El subdiaconado y el diaconado los ha recibido siendo ya alumno del Colegio San Carlos. Dada la afluencia de seminaristas se había decidido destinar el Colegio de Santiago sólo para filósofos, y para los teólogos el de San Carlos. Mientras tanto, al acabar el segundo curso, había obtenido el título de bachiller en Teología, con la máxima nota, 10, summa cum laude. Siguiendo la lógica académica corresponde ahora preparar la licenciatura. José lo piensa. Tiene alta capacidad intelectual; todo y todos le invitan a entrar por ese camino. Su decisión es otra. Preparar el examen de licenciatura (500 tesis, que requieren mucha memoria) condiciona el estudio de las asignaturas que aún faltan por estudiar. José cree que es mejor estudiar bien estos tratados dedicándoles el tiempo y las energías necesarios. Y además el título de licenciado puede suponer un cierto brillo humano, mientras que el no tenerlo le dejaría en condiciones más humildes. Sólo habría una razón para obtener el título, la obediencia al obispo. Por eso, le pregunta. Cuando éste dice que es igual, Rivera opta decididamente por lo que tiene menos brillo, la carencia de título.
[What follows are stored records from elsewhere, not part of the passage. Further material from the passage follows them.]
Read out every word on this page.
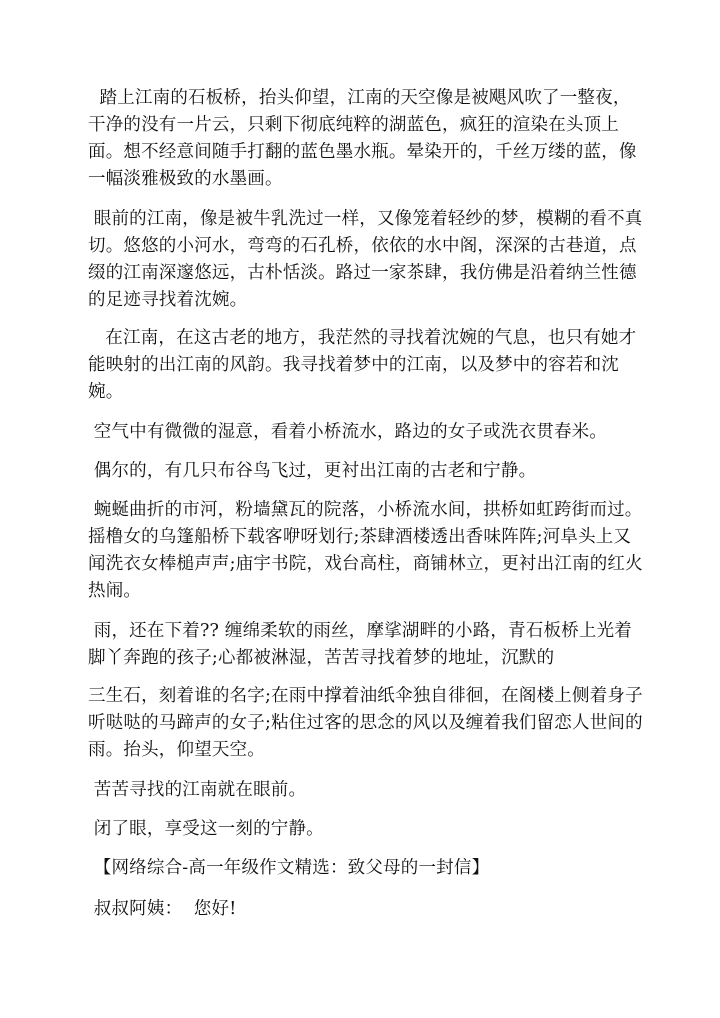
踏上江南的石板桥，抬头仰望，江南的天空像是被飓风吹了一整夜，干净的没有一片云，只剩下彻底纯粹的湖蓝色，疯狂的渲染在头顶上面。想不经意间随手打翻的蓝色墨水瓶。晕染开的，千丝万缕的蓝，像一幅淡雅极致的水墨画。

眼前的江南，像是被牛乳洗过一样，又像笼着轻纱的梦，模糊的看不真切。悠悠的小河水，弯弯的石孔桥，依依的水中阁，深深的古巷道，点缀的江南深邃悠远，古朴恬淡。路过一家茶肆，我仿佛是沿着纳兰性德的足迹寻找着沈婉。

在江南，在这古老的地方，我茫然的寻找着沈婉的气息，也只有她才能映射的出江南的风韵。我寻找着梦中的江南，以及梦中的容若和沈婉。

空气中有微微的湿意，看着小桥流水，路边的女子或洗衣贯春米。

偶尔的，有几只布谷鸟飞过，更衬出江南的古老和宁静。

蜿蜒曲折的市河，粉墙黛瓦的院落，小桥流水间，拱桥如虹跨街而过。摇橹女的乌篷船桥下载客咿呀划行;茶肆酒楼透出香味阵阵;河阜头上又闻洗衣女棒槌声声;庙宇书院，戏台高柱，商铺林立，更衬出江南的红火热闹。

雨，还在下着?? 缠绵柔软的雨丝，摩挲湖畔的小路，青石板桥上光着脚丫奔跑的孩子;心都被淋湿，苦苦寻找着梦的地址，沉默的

三生石，刻着谁的名字;在雨中撑着油纸伞独自徘徊，在阁楼上侧着身子听哒哒的马蹄声的女子;粘住过客的思念的风以及缠着我们留恋人世间的雨。抬头，仰望天空。

苦苦寻找的江南就在眼前。

闭了眼，享受这一刻的宁静。

【网络综合-高一年级作文精选：致父母的一封信】

叔叔阿姨：  您好!
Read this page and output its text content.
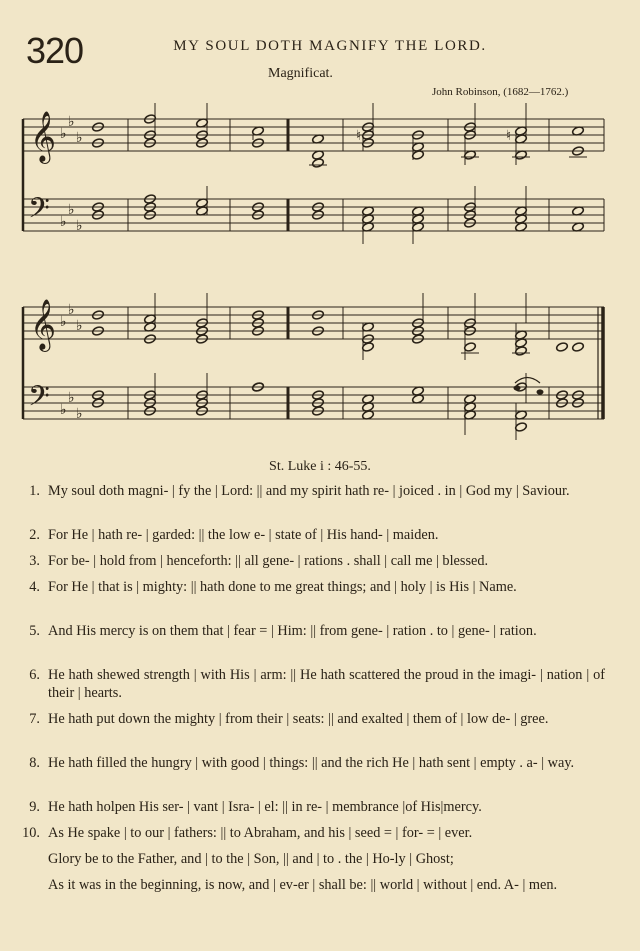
320	MY SOUL DOTH MAGNIFY THE LORD.
Magnificat.
John Robinson, (1682—1762.)
𝄞 ♭
♭
♭
𝄢 ♭
♭
♭
𝄞 ♭
♭
♭
𝄢 ♭
♭
♭
♮	♮
St. Luke i : 46-55.
1. My soul doth magni- | fy the | Lord: || and my spirit hath re- | joiced . in | God my | Saviour.
2. For He | hath re- | garded: || the low e- | state of | His hand- | maiden.
3. For be- | hold from | henceforth: || all gene- | rations . shall | call me | blessed.
4. For He | that is | mighty: || hath done to me great things; and | holy | is His | Name.
5. And His mercy is on them that | fear = | Him: || from gene- | ration . to | gene- | ration.
6. He hath shewed strength | with His | arm: || He hath scattered the proud in the imagi- | nation | of their | hearts.
7. He hath put down the mighty | from their | seats: || and exalted | them of | low de- | gree.
8. He hath filled the hungry | with good | things: || and the rich He | hath sent | empty . a- | way.
9. He hath holpen His ser- | vant | Isra- | el: || in re- | membrance |of His|mercy.
10. As He spake | to our | fathers: || to Abraham, and his | seed = | for- = | ever.
Glory be to the Father, and | to the | Son, || and | to . the | Ho-ly | Ghost;
As it was in the beginning, is now, and | ev-er | shall be: || world | without | end. A- | men.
Por lo demás, conviene subrayar que dos meses después de recibir las órdenes menores de exorcista y acólito –estamos en 1951– su hermana y madrina profesa solemnemente como carmelita.

Resaltemos también que al solicitar en 1952 el subdiaconado, el prelado toledano ha juzgado más prudente que sea ordenado «a título de patrimonio», según el canon 979. Es decir, quedando garantizado su sustento por las rentas del propio patrimonio; en este caso, por la donación que hacen sus padres de una parte de la casa familiar en favor del hijo seminarista.

José ha llegado a las sagradas órdenes bien dispuesto. Consciente de su insuficiencia, ardiendo en deseos de santidad, confiando en la gracia y en la Iglesia, que le nutre y orienta. Pasados unos meses como diácono recibirá, gozoso, el presbiterado.

Veinte años después, mirando hacia atrás, afirmará:

«Mis pasos por los senderos espirituales, durante los años del seminario, me capacitaron para recibir de Dios, que jamás quiso retirarlo de mí (pues Dios es pronto para dar y tardo, muy tardo, para sustraer sus dones) un desprendimiento suficiente de mi egoísmo, como para evitarme una gran parte de los sufrimientos en que se debaten los hombres en torno mío» (D. 17-IV-1972).